A bounty (from Latin bonitās, goodness) is a payment or reward often offered by a group as an incentive for the accomplishment of a task by someone usually not associated with the group. Bounties are most commonly issued for the capture or retrieval of a person or object. They are typically in the form of money. By definition bounties can be retracted at any time by whomever issued them. Two modern examples of bounties are the bounty placed for the capture of Saddam Hussein and his sons by the United States government and Microsoft's bounty for computer virus creators. Those who make a living by pursuing bounties are known as bounty hunters.
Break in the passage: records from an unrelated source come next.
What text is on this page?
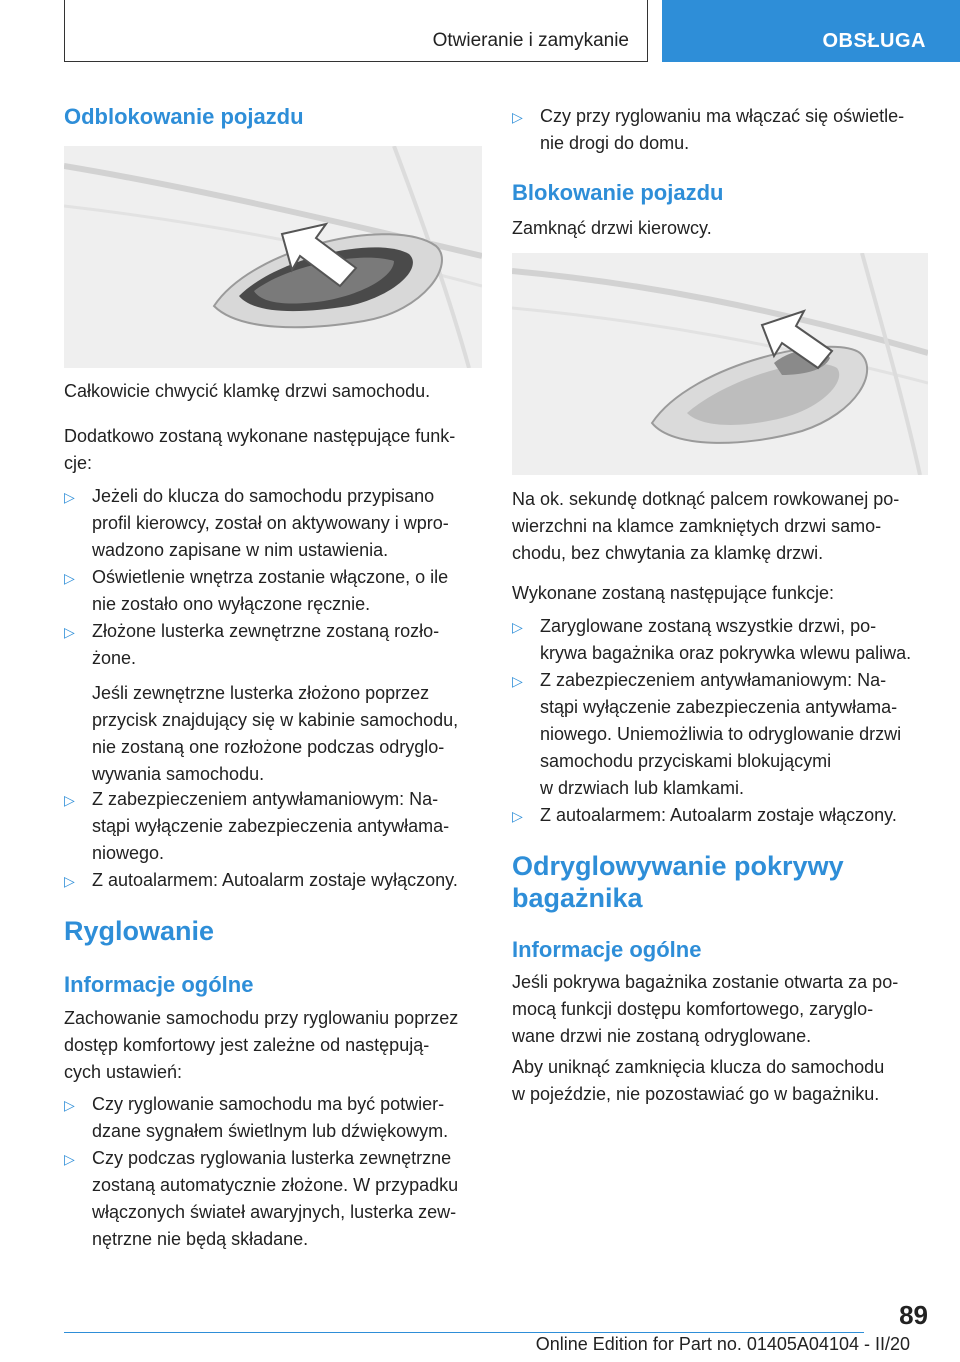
Otwieranie i zamykanie	OBSŁUGA
Odblokowanie pojazdu

Całkowicie chwycić klamkę drzwi samochodu.

Dodatkowo zostaną wykonane następujące funk-
cje:

▷ Jeżeli do klucza do samochodu przypisano
profil kierowcy, został on aktywowany i wpro-
wadzono zapisane w nim ustawienia.
▷ Oświetlenie wnętrza zostanie włączone, o ile
nie zostało ono wyłączone ręcznie.
▷ Złożone lusterka zewnętrzne zostaną rozło-
żone.

Jeśli zewnętrzne lusterka złożono poprzez
przycisk znajdujący się w kabinie samochodu,
nie zostaną one rozłożone podczas odryglo-
wywania samochodu.

▷ Z zabezpieczeniem antywłamaniowym: Na-
stąpi wyłączenie zabezpieczenia antywłama-
niowego.
▷ Z autoalarmem: Autoalarm zostaje wyłączony.
Ryglowanie
Informacje ogólne

Zachowanie samochodu przy ryglowaniu poprzez
dostęp komfortowy jest zależne od następują-
cych ustawień:

▷ Czy ryglowanie samochodu ma być potwier-
dzane sygnałem świetlnym lub dźwiękowym.
▷ Czy podczas ryglowania lusterka zewnętrzne
zostaną automatycznie złożone. W przypadku
włączonych świateł awaryjnych, lusterka zew-
nętrzne nie będą składane.
▷ Czy przy ryglowaniu ma włączać się oświetle-
nie drogi do domu.
Blokowanie pojazdu

Zamknąć drzwi kierowcy.

Na ok. sekundę dotknąć palcem rowkowanej po-
wierzchni na klamce zamkniętych drzwi samo-
chodu, bez chwytania za klamkę drzwi.

Wykonane zostaną następujące funkcje:

▷ Zaryglowane zostaną wszystkie drzwi, po-
krywa bagażnika oraz pokrywka wlewu paliwa.
▷ Z zabezpieczeniem antywłamaniowym: Na-
stąpi wyłączenie zabezpieczenia antywłama-
niowego. Uniemożliwia to odryglowanie drzwi
samochodu przyciskami blokującymi
w drzwiach lub klamkami.
▷ Z autoalarmem: Autoalarm zostaje włączony.
Odryglowywanie pokrywy
bagażnika
Informacje ogólne

Jeśli pokrywa bagażnika zostanie otwarta za po-
mocą funkcji dostępu komfortowego, zaryglo-
wane drzwi nie zostaną odryglowane.

Aby uniknąć zamknięcia klucza do samochodu
w pojeździe, nie pozostawiać go w bagażniku.

89
Online Edition for Part no. 01405A04104 - II/20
A bounty system was used in the American Civil War. It was an incentive to increase enlistments. Another bounty system was used in New South Wales to increase the number of immigrants from 1832.

Bounties were sometimes paid as rewards for killing Native Americans. In 1862, a farmer received a $500 bounty for shooting Taoyateduta (Little Crow). In 1856 Governor Isaac Stevens put a bounty on the head of Indians from Eastern Washington, $20 for ordinary Indians and $80 for a "chief". A Western Washington Indian, Patkanim, chief of the Snohomish, obligingly provided a great many heads, until the Territorial Auditor put a stop to the practice due to the dubious origins of the deceased.

In Australia in 1824, a bounty of 500 acres of land was offered for capturing alive the Wiradjuri warrior Windradyne, the leader of the Aboriginal resistance movement in the Bathurst Wars. A week after the bounty being offered the word "alive" was dropped from the reward notices, however he was neither captured nor betrayed by his people.